Optimize Storage Economics and Data Management with Machine Learning

Joint solution identifies and moves warm and cold data non-disruptively to cost-efficient object storage

Automated, Intelligent Decision Making is the Key

With the volume of unstructured data growing today at a dramatic rate, managing this data growth requires a new approach — one that can automatically make intelligent decisions so IT does not have to do so manually. Up to 90% of data is warm or cold, so there is a need to effectively identify and manage data so that the right data resides on the right storage at the right time. IT often over-provisions for performance and capacity in order to maintain SLAs, but this is an inefficient use of already limited budgets. Adding to the inefficiency, IT also ends up spending more time troubleshooting, managing performance and capacity, and dealing with disruptive migrations, upgrades, and maintenance.

Cloudian–DataSphere for Intelligent Data Management

Optimize your storage infrastructure and economics with DataSphere from Primary Data, storing warm and cold data in affordable and limitlessly scalable object storage from Cloudian.


Primary Data and Cloudian have teamed up to address the needs of the modern data center by focusing on scale, cost, and automation, without sacrificing the high-performance of primary storage. Primary Data’s intelligent data management platform, DataSphere, automatically and non-disruptively moves data to the most appropriate storage type to ensure cost efficiency and meet user-defined business objectives and desired service levels.

Cloudian’s HyperStore and HyperFile storage software deliver new levels of technical and economic efficiencies — dramatically reducing storage costs, and making this an ideal platform for capacity intensive data. Cloudian storage has unmatched durability and flexibly scales capacity as needed to support data growth — from terabytes to hundreds of petabytes, across all locations.

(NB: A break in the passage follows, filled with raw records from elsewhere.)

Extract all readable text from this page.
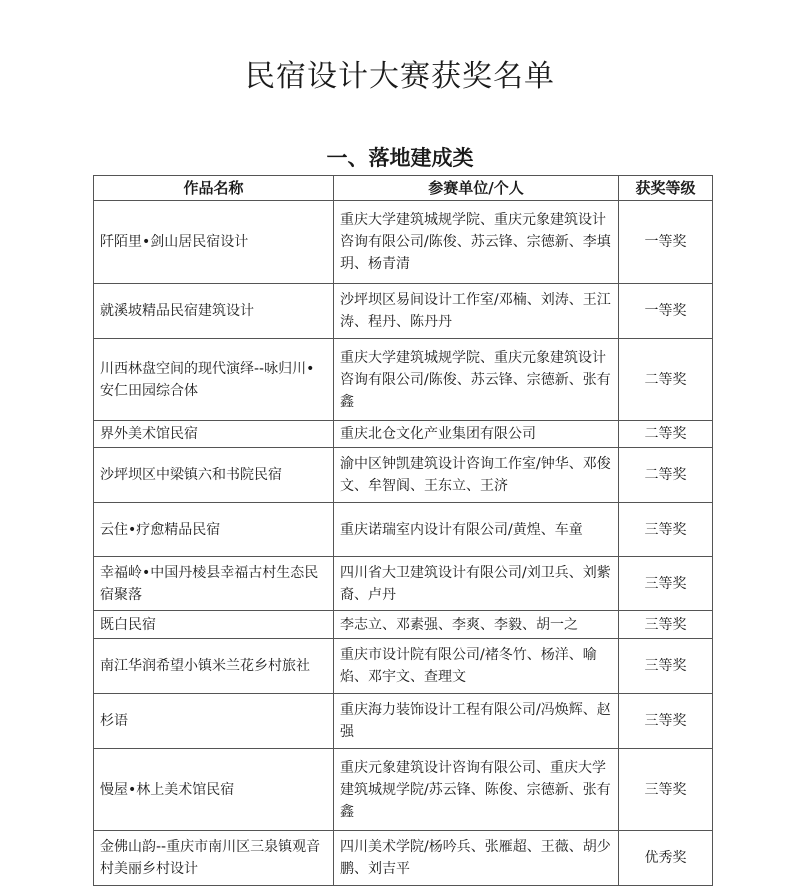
民宿设计大赛获奖名单
一、落地建成类
作品名称	参赛单位/个人	获奖等级
阡陌里•剑山居民宿设计	重庆大学建筑城规学院、重庆元象建筑设计咨询有限公司/陈俊、苏云锋、宗德新、李填玥、杨青清	一等奖
就溪坡精品民宿建筑设计	沙坪坝区易间设计工作室/邓楠、刘涛、王江涛、程丹、陈丹丹	一等奖
川西林盘空间的现代演绎--咏归川•安仁田园综合体	重庆大学建筑城规学院、重庆元象建筑设计咨询有限公司/陈俊、苏云锋、宗德新、张有鑫	二等奖
界外美术馆民宿	重庆北仓文化产业集团有限公司	二等奖
沙坪坝区中梁镇六和书院民宿	渝中区钟凯建筑设计咨询工作室/钟华、邓俊文、牟智阆、王东立、王济	二等奖
云住•疗愈精品民宿	重庆诺瑞室内设计有限公司/黄煌、车童	三等奖
幸福岭•中国丹棱县幸福古村生态民宿聚落	四川省大卫建筑设计有限公司/刘卫兵、刘紫裔、卢丹	三等奖
既白民宿	李志立、邓素强、李爽、李毅、胡一之	三等奖
南江华润希望小镇米兰花乡村旅社	重庆市设计院有限公司/褚冬竹、杨洋、喻焰、邓宇文、查理文	三等奖
杉语	重庆海力装饰设计工程有限公司/冯焕辉、赵强	三等奖
慢屋•林上美术馆民宿	重庆元象建筑设计咨询有限公司、重庆大学建筑城规学院/苏云锋、陈俊、宗德新、张有鑫	三等奖
金佛山韵--重庆市南川区三泉镇观音村美丽乡村设计	四川美术学院/杨吟兵、张雁超、王薇、胡少鹏、刘吉平	优秀奖
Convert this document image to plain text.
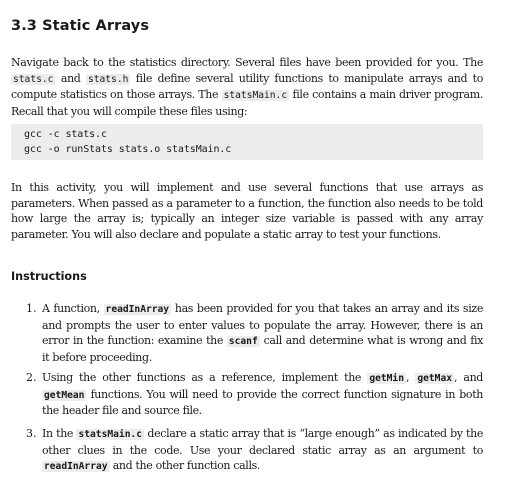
3.3 Static Arrays

Navigate back to the statistics directory. Several files have been provided for you. The stats.c and stats.h file define several utility functions to manipulate arrays and to compute statistics on those arrays. The statsMain.c file contains a main driver program. Recall that you will compile these files using:

gcc -c stats.c
gcc -o runStats stats.o statsMain.c

In this activity, you will implement and use several functions that use arrays as parameters. When passed as a parameter to a function, the function also needs to be told how large the array is; typically an integer size variable is passed with any array parameter. You will also declare and populate a static array to test your functions.

Instructions
1. A function, readInArray has been provided for you that takes an array and its size and prompts the user to enter values to populate the array. However, there is an error in the function: examine the scanf call and determine what is wrong and fix it before proceeding.

2. Using the other functions as a reference, implement the getMin , getMax , and getMean functions. You will need to provide the correct function signature in both the header file and source file.

3. In the statsMain.c declare a static array that is “large enough” as indicated by the other clues in the code. Use your declared static array as an argument to readInArray and the other function calls.
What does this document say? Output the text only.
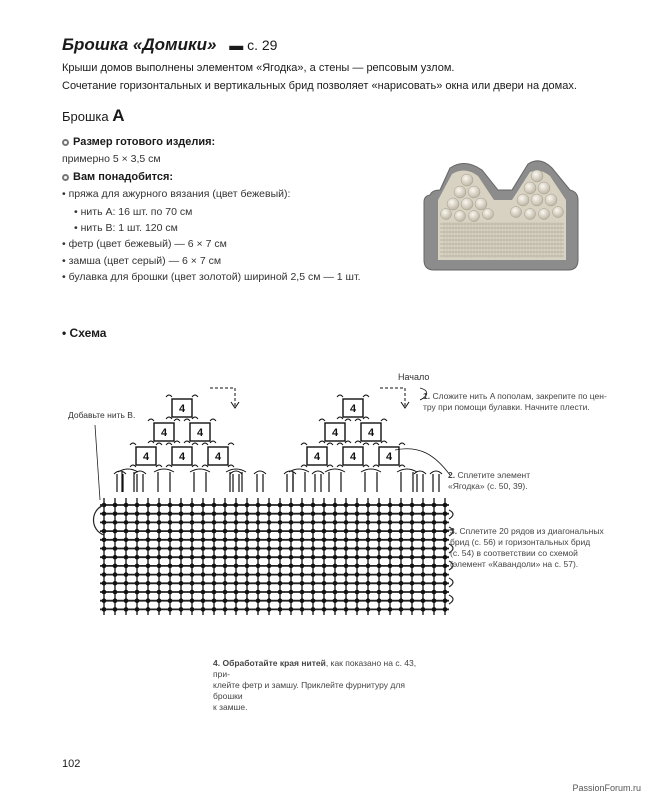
Брошка «Домики» ▬ с. 29
Крыши домов выполнены элементом «Ягодка», а стены — репсовым узлом.
Сочетание горизонтальных и вертикальных брид позволяет «нарисовать» окна или двери на домах.
Брошка A
Размер готового изделия:
примерно 5 × 3,5 см
Вам понадобится:
• пряжа для ажурного вязания (цвет бежевый):
• нить A: 16 шт. по 70 см
• нить B: 1 шт. 120 см
• фетр (цвет бежевый) — 6 × 7 см
• замша (цвет серый) — 6 × 7 см
• булавка для брошки (цвет золотой) шириной 2,5 см — 1 шт.
• Схема
4
4	4
4	4	4
4
4	4
4	4	4
Начало
Добавьте нить B.
1. Сложите нить A пополам, закрепите по цен-
тру при помощи булавки. Начните плести.
2. Сплетите элемент
«Ягодка» (с. 50, 39).
3. Сплетите 20 рядов из диагональных
брид (с. 56) и горизонтальных брид
(с. 54) в соответствии со схемой
(элемент «Кавандоли» на с. 57).
4. Обработайте края нитей, как показано на с. 43, при-
клейте фетр и замшу. Приклейте фурнитуру для брошки
к замше.
102
PassionForum.ru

DataSphere Puts the Right Data, in the Right Place, at the Right Time

DataSphere employs machine learning software to build intelligence into how an enterprise automates the management of data across its IT infrastructure, both on-premises and in the cloud. The DataSphere machine learning metadata engine adds awareness between applications and infrastructure, virtualizing data by mounting all storage into a single, global namespace. This makes heterogeneous data stores such as the Cloudian HyperStore and HyperFile simultaneously available to all applications without requiring any changes or disruption to application workloads. DataSphere uses industry standard open source protocols to automate tiering and live-data mobility without application disruption. DataSphere also supports SMB, and NFS v3 for data access.

This same technology allows DataSphere to define a global namespace to host a heterogeneous storage environment, build high-performance scale-out NAS clusters with load-balanced parallelized read/write streams directly to arrays, and gather application performance telemetry. This virtualization of the data means that you can add file, block and object storage to your infrastructure without creating storage silos. Applications will see a single file-structure no matter where the data is located.

DataSphere Key Features

Machine Learning
Manage billions of files, while monitoring application performance and all data to make decisions to optimize the infrastructure every 15 seconds.

Support for Heterogeneous Environments
Easily deploy into mixed vendor environments with support for NFS, SMB, and S3 protocols.

Objective Expressions
Easily define the context for data management, guiding the machine learning engine so that it can make the best decisions for the infrastructure, based on your preferred business outcomes.

Metadata Management
Manage your data at any level of granularity — shares, volumes, or files. Metadata management allows DataSphere to make decisions based on age, type, tags, location, owner, size, etc.

Cloudian HyperStore and HyperFile

Cloudian’s HyperStore petabyte-scale object storage platform provides an elegant, cost-effective, on-premise solution for capacity intensive storage and archive. Designed to meet the need for large, secure, highly resilient and flexible storage infrastructure at a low cost, HyperStore seamlessly stores, moves and protects objects and files across locations, including the public cloud. Cloudian HyperFile is a NAS Controller that provides file services for HyperStore.

Cloudian clusters upgrade non-disruptively with newer, higher capacity nodes, eliminating costly overprovisioning. HyperStore’s automatic data verification and self-healing functions provide reliability and resilience against hardware failures, while its data encryption, both in-flight and at rest, safeguard data against threats of deletion or theft via malware.


Optimize storage economics by improving infrastructure utilization and performance, reducing the need to over-provision.

Cost-efficient object storage for capacity intensive application data.

Eliminate application downtime by virtualizing your data into a global namespace, pooling heterogeneous storage to make it easy to consume NAS and S3 with no reconfiguration or refactoring.

Reduce IT workload with machine learning that monitors application performance and manages the placement of the right data, in the right place, at the right time.

Easily grow with your needs, add capacity and scale only as needed.

Pay-as-you-grow — DataSphere is a software subscription licensed per instance. Cloudian subscriptions start at ½¢ per GB/month.

Manage data according to business needs, instead of storage concepts. Objective-based management uses a model of financial arbitrage to align the infrastructure to business needs.